Nombreux sont les spécialistes faisant preuve d’optimisme à l’égard de la décision du Comité populaire de Hanoï de 2012, privilégiant le développement de la capitale vers une « smartization » de la ville. En effet, le Vietnam a fait appliquer les nouvelles technologies dans certains domaines d’activités dans l’administration, tels que la gestion de fonds, les douanes, la sécurité sociale, la santé et la circulation notamment.

De ce fait, la docteure Lê Thi Bich Thuân, membre du Comité exécutif de l’Association des architectes vietnamiens, a présenté les six caractéristiques principales qui définissent une cité «intelligente».

À savoir les espaces urbains, l’administration électronique, la capacité économique, les ressources humaines, le respect de l’environnement et la qualité de vie des habitants. La dernière visite en date du Premier ministre Nguyên Xuân Phuc au Japon en juin 2017 a consolidé l’accord d’investissements prévu pour la construction de la cité «intelligente» satellite de Nhât Tân – Nôi Bài, en banlieue de la capitale. Ce projet comportera les éléments suivants : un centre touristique et culturel de l’ASEAN, un village culturel, un parc de 35 ha, un quartier d’affaires avec une tour de 108 étages, un centre commercial international, un centre d’expositions et de festivals ainsi que la station centrale Bac Hông.

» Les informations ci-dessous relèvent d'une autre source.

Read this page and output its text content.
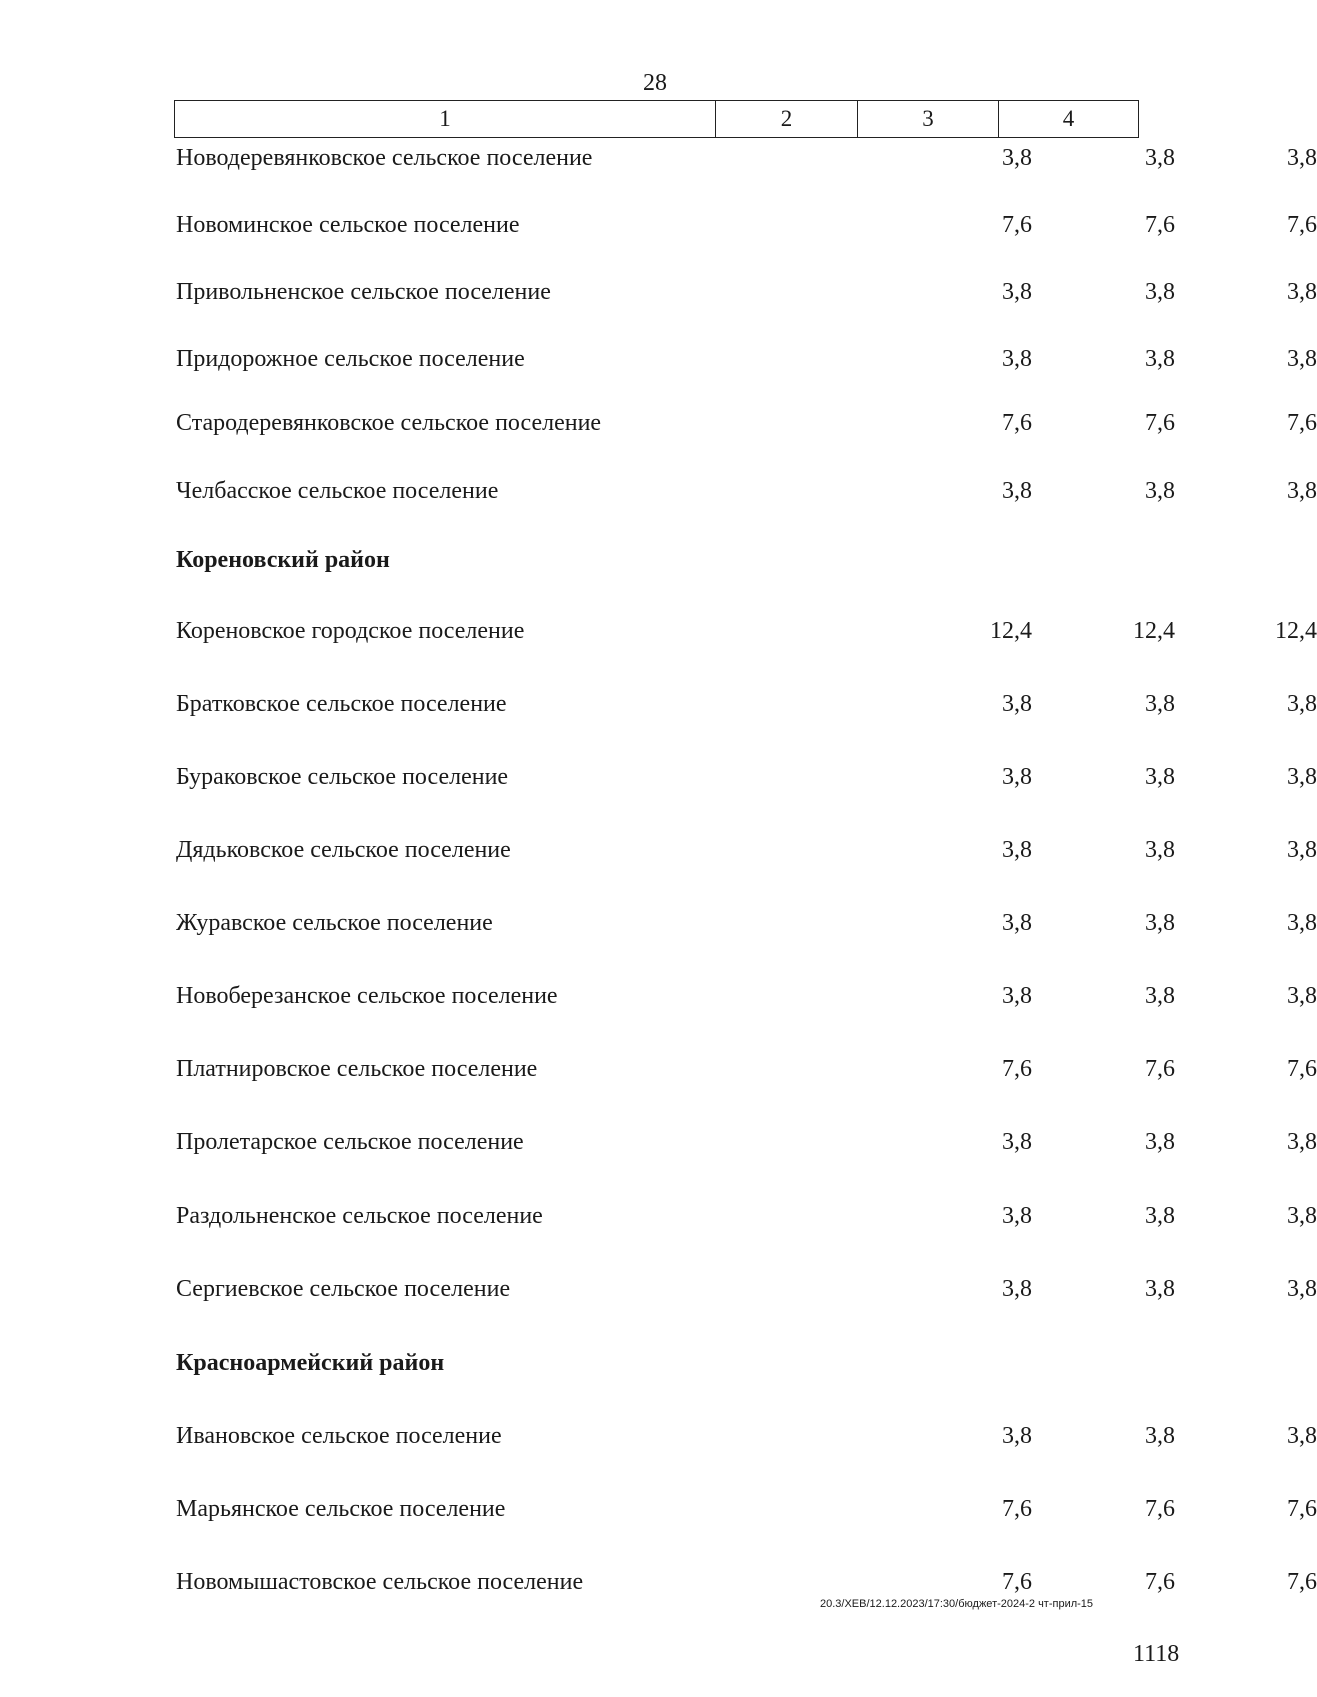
28
1	2	3	4
Новодеревянковское сельское поселение	3,8	3,8	3,8
Новоминское сельское поселение	7,6	7,6	7,6
Привольненское сельское поселение	3,8	3,8	3,8
Придорожное сельское поселение	3,8	3,8	3,8
Стародеревянковское сельское поселение	7,6	7,6	7,6
Челбасское сельское поселение	3,8	3,8	3,8
Кореновский район
Кореновское городское поселение	12,4	12,4	12,4
Братковское сельское поселение	3,8	3,8	3,8
Бураковское сельское поселение	3,8	3,8	3,8
Дядьковское сельское поселение	3,8	3,8	3,8
Журавское сельское поселение	3,8	3,8	3,8
Новоберезанское сельское поселение	3,8	3,8	3,8
Платнировское сельское поселение	7,6	7,6	7,6
Пролетарское сельское поселение	3,8	3,8	3,8
Раздольненское сельское поселение	3,8	3,8	3,8
Сергиевское сельское поселение	3,8	3,8	3,8
Красноармейский район
Ивановское сельское поселение	3,8	3,8	3,8
Марьянское сельское поселение	7,6	7,6	7,6
Новомышастовское сельское поселение	7,6	7,6	7,6
20.3/ХЕВ/12.12.2023/17:30/бюджет-2024-2 чт-прил-15
1118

«Crédité d’un fond d’investissement de 4 milliards de dollars, le projet de Nhât Tân – Nôi Bài serait réalisable. Cependant, le Comité populaire devrait plutôt s’intéresser aux aspects relatifs à la vie de tous les jours, qui touchent directement les gens tels que la santé, la circulation, le tourisme et l’éducation», a précisé Vu Thi Vinh, urbaniste, ancienne secrétaire générale de l’Association des villes vietnamiennes et ancienne adjointe rectrice de l’Université d’architecture de Hanoï.

Un avenir plein de défis

La rive gauche de Hanoï devra attendre avant de devenir une ville intelligente. 
Photo : Quê Anh/CVN

Cependant, les spécialistes rappellent que même si la quatrième révolution industrielle a démarré au début du XXIe siècle, seules quatre villes dans le monde sont recensées comme étant villes «intelligentes» : Yokohama au Japon, Putrajaya - la nouvelle capitale administrative de la Malaisie, Songdo en République de Corée, et la cité universitaire de Canton en Chine. Quelques villes cependant commencent partiellement à se transformer, telles que Tel-Aviv (Israël), Singapour, l’Eurométropole de Strasbourg (France), Dubaï (EAU) et Cochin (Inde).

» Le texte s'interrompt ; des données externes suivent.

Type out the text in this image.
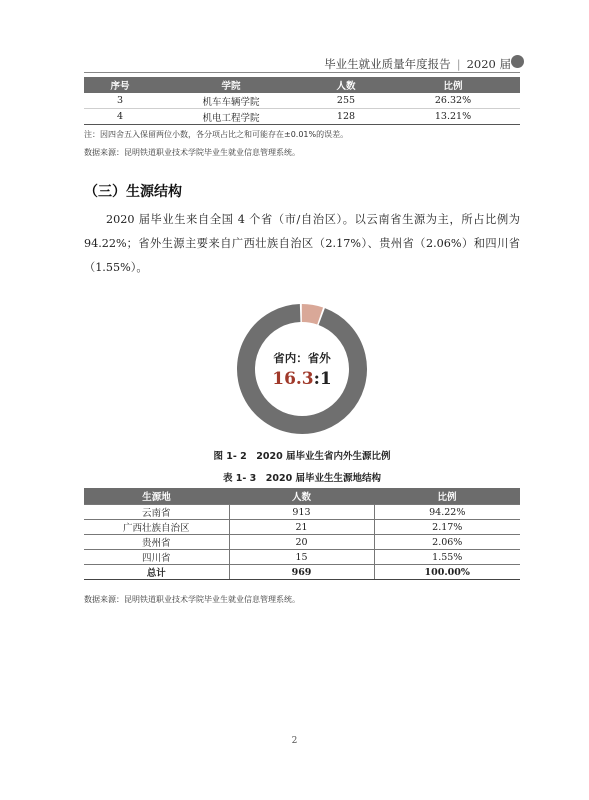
毕业生就业质量年度报告 | 2020 届
序号	学院	人数	比例
3	机车车辆学院	255	26.32%
4	机电工程学院	128	13.21%
注：因四舍五入保留两位小数，各分项占比之和可能存在±0.01%的误差。
数据来源：昆明铁道职业技术学院毕业生就业信息管理系统。
（三）生源结构

2020 届毕业生来自全国 4 个省（市/自治区）。以云南省生源为主，所占比例为 94.22%；省外生源主要来自广西壮族自治区（2.17%）、贵州省（2.06%）和四川省（1.55%）。

省内：省外
16.3:1
图 1- 2　2020 届毕业生省内外生源比例
表 1- 3　2020 届毕业生生源地结构
生源地	人数	比例
云南省	913	94.22%
广西壮族自治区	21	2.17%
贵州省	20	2.06%
四川省	15	1.55%
总计	969	100.00%
数据来源：昆明铁道职业技术学院毕业生就业信息管理系统。
2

«On ne parviendra jamais à transformer Hanoï en ville intelligente de manière intégrale. En effet, l’installation des nouvelles technologies ne sera possible que dans certains quartiers ainsi que dans la ville satellite de Nhât Tân – Nôi Bài», a partagé Vu Thi Vinh.

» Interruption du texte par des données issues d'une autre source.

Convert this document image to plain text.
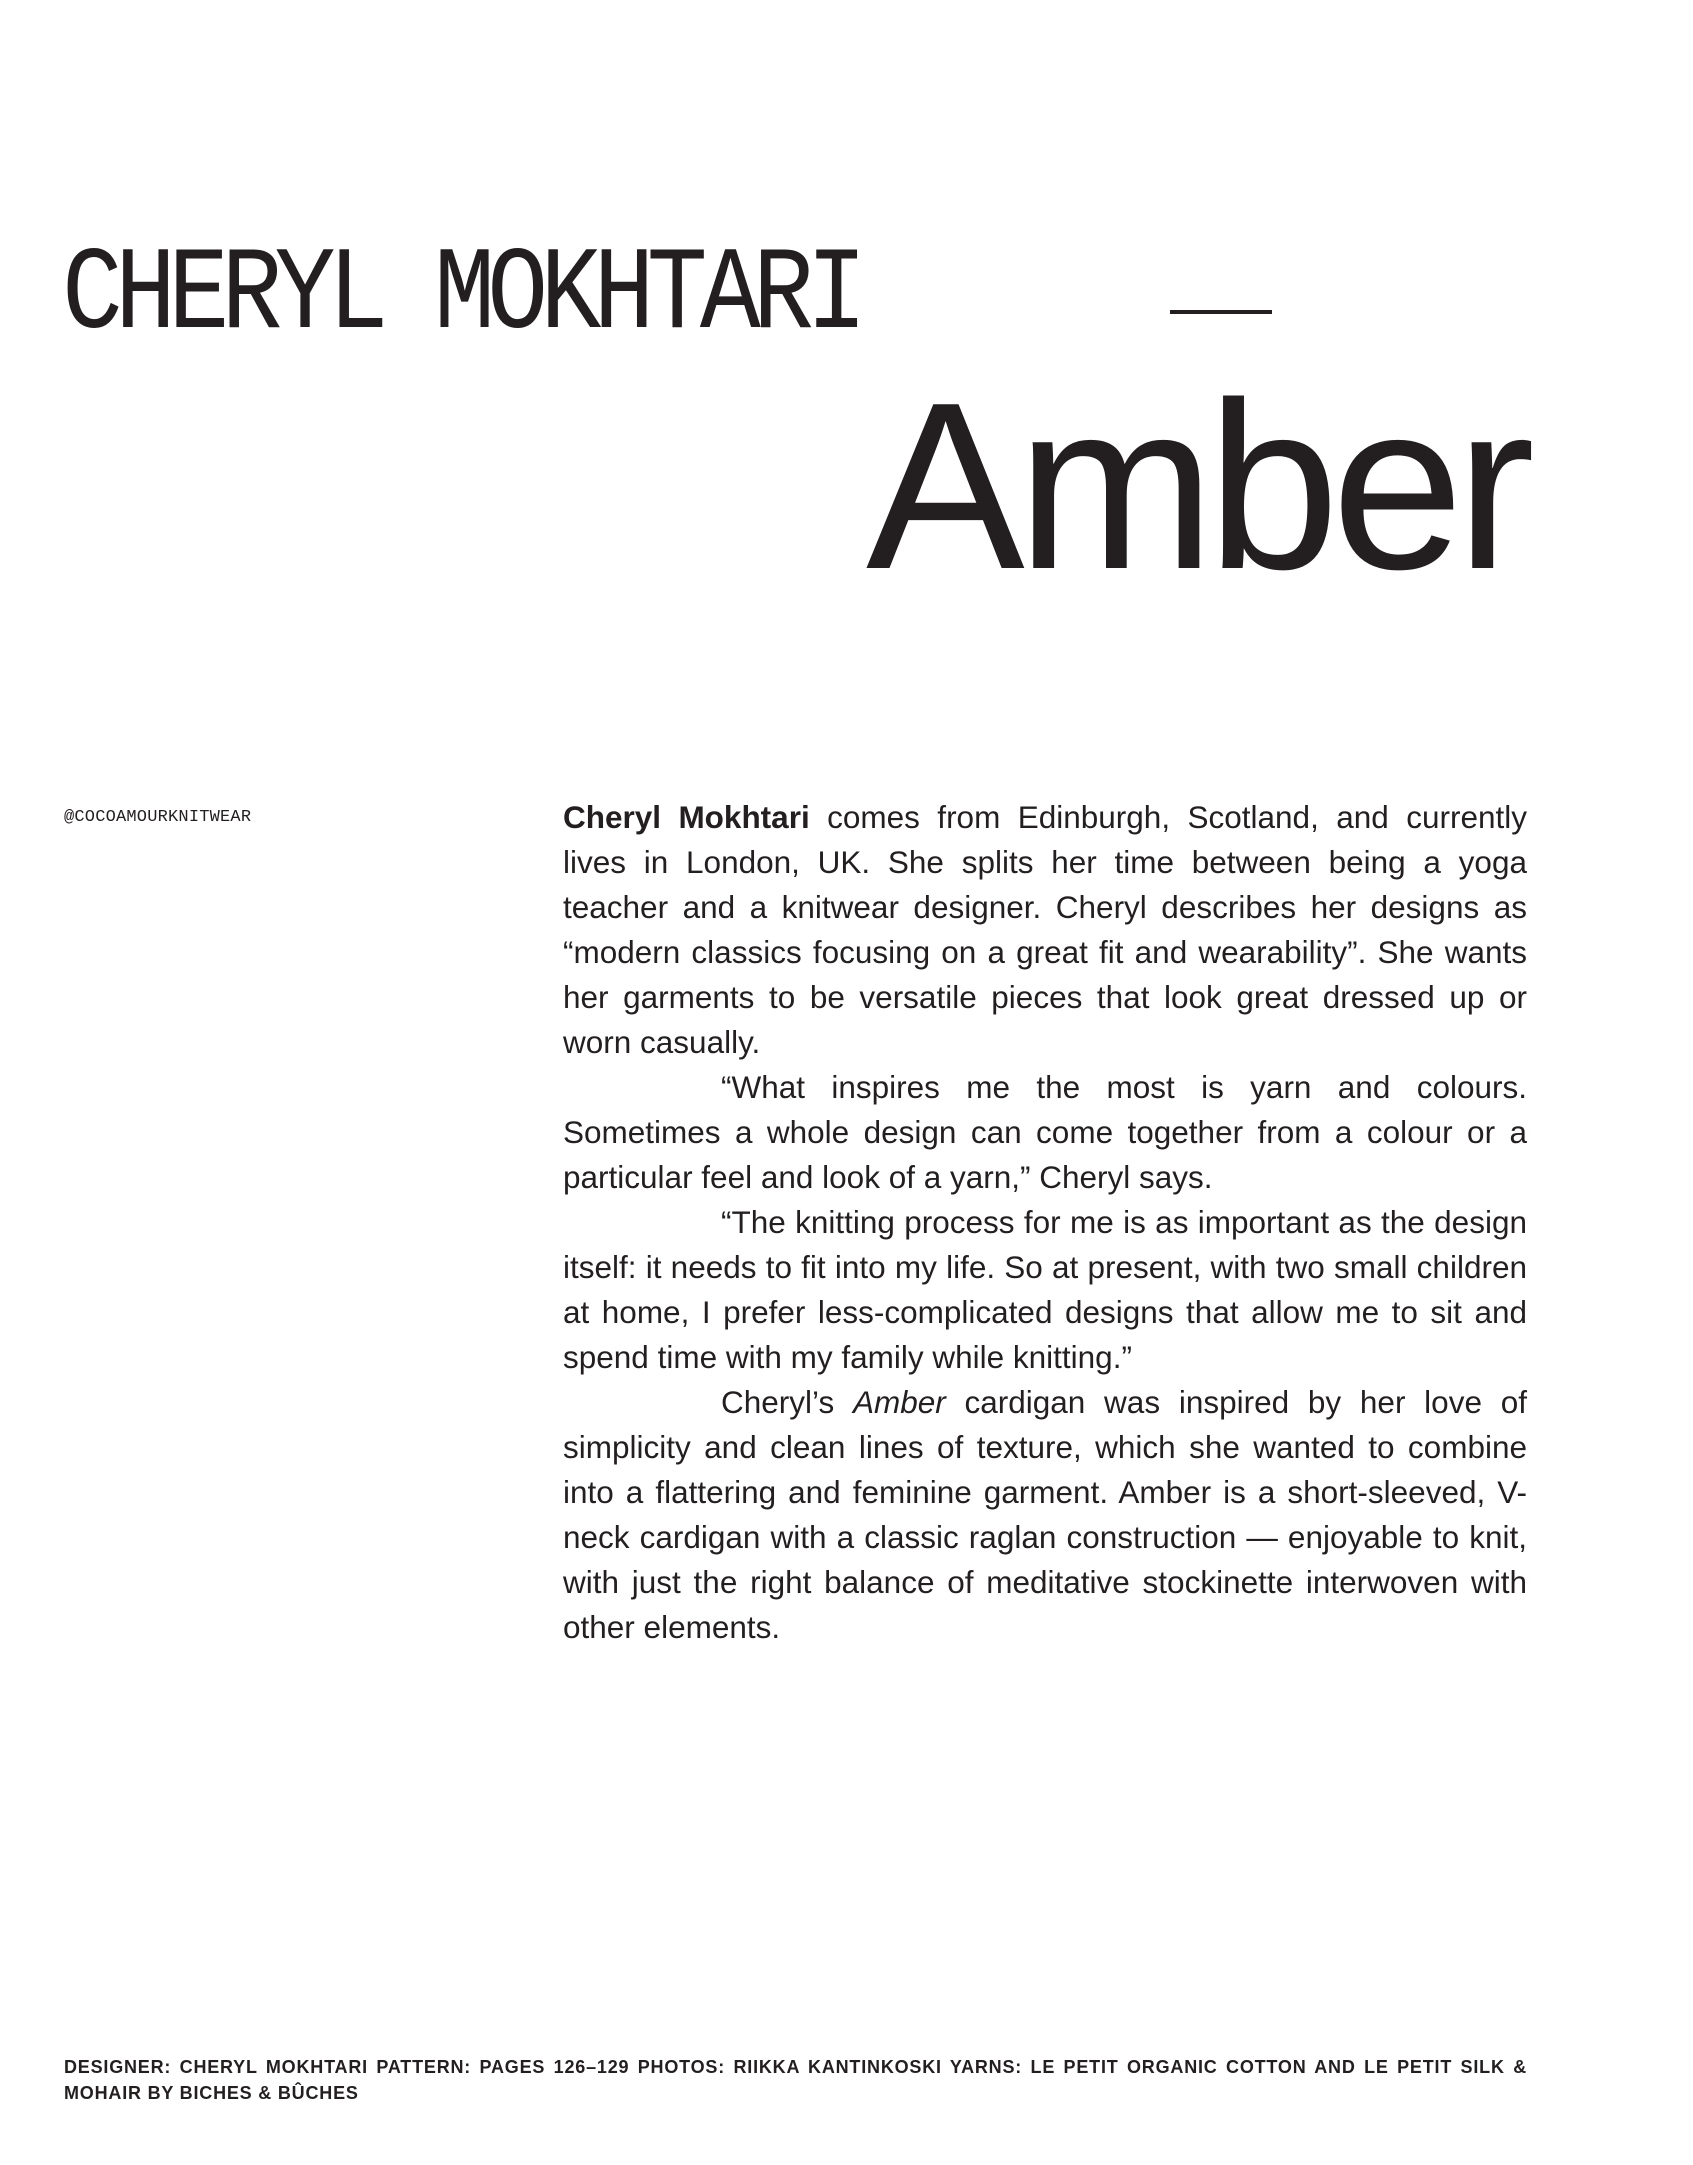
CHERYL MOKHTARI
Amber
@COCOAMOURKNITWEAR	Cheryl Mokhtari comes from Edinburgh, Scotland, and currently lives in London, UK. She splits her time between being a yoga teacher and a knitwear designer. Cheryl describes her designs as “modern classics focusing on a great fit and wearability”. She wants her garments to be versatile pieces that look great dressed up or worn casually.

“What inspires me the most is yarn and colours. Sometimes a whole design can come together from a colour or a particular feel and look of a yarn,” Cheryl says.

“The knitting process for me is as important as the design itself: it needs to fit into my life. So at present, with two small children at home, I prefer less-complicated designs that allow me to sit and spend time with my family while knitting.”

Cheryl’s Amber cardigan was inspired by her love of simplicity and clean lines of texture, which she wanted to combine into a flattering and feminine garment. Amber is a short-sleeved, V-neck cardigan with a classic raglan construction — enjoyable to knit, with just the right balance of meditative stockinette interwoven with other elements.

DESIGNER: CHERYL MOKHTARI PATTERN: PAGES 126–129 PHOTOS: RIIKKA KANTINKOSKI YARNS: LE PETIT ORGANIC COTTON AND LE PETIT SILK & MOHAIR BY BICHES & BÛCHES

Cependant, les recherches et études de terrain en urbanisme affirment que Hanoï affronte au moins six difficultés majeures : un plan d’urbanisme incohérent sur le long terme, un manque de fonds d’investissements, un retard dans le développement des technologies, une vision peu ambitieuse des administrations dans l’élaboration de nouveaux plans appropriés et dernier point, mais non des moindres, une méconnaissance notable des gens quant à la notion même de ville «intelligente».

«L’objectif ultime de la cité +intelligente+ consiste en une interaction directe et immédiate entre la population et ses administrations via les TIC. En effet, si la population est incapable de faire part à ses administrations des problèmes qu’elle encourt, alors l’idée même de ville intelligente échoue, a-t-elle souligné. Pour ce faire, il est important que tous les habitants puissent comprendre ce concept !»

Le Dr Nguyên Dinh Hoa, du Département des télécom-munications de l’Université internationale de Bac Hà (province de Bac Ninh, Nord), s’exprime sur le sujet en déclarant que les administrations municipales doivent progresser en la matière. «Je voudrais insister notamment sur l’amélioration des infrastructures et le renforcement de l’administration électronique. Nous devons favoriser également l’usage des technologies au sein de chaque organisation, bureau et activité quotidienne pour que la population s’adapte mieux».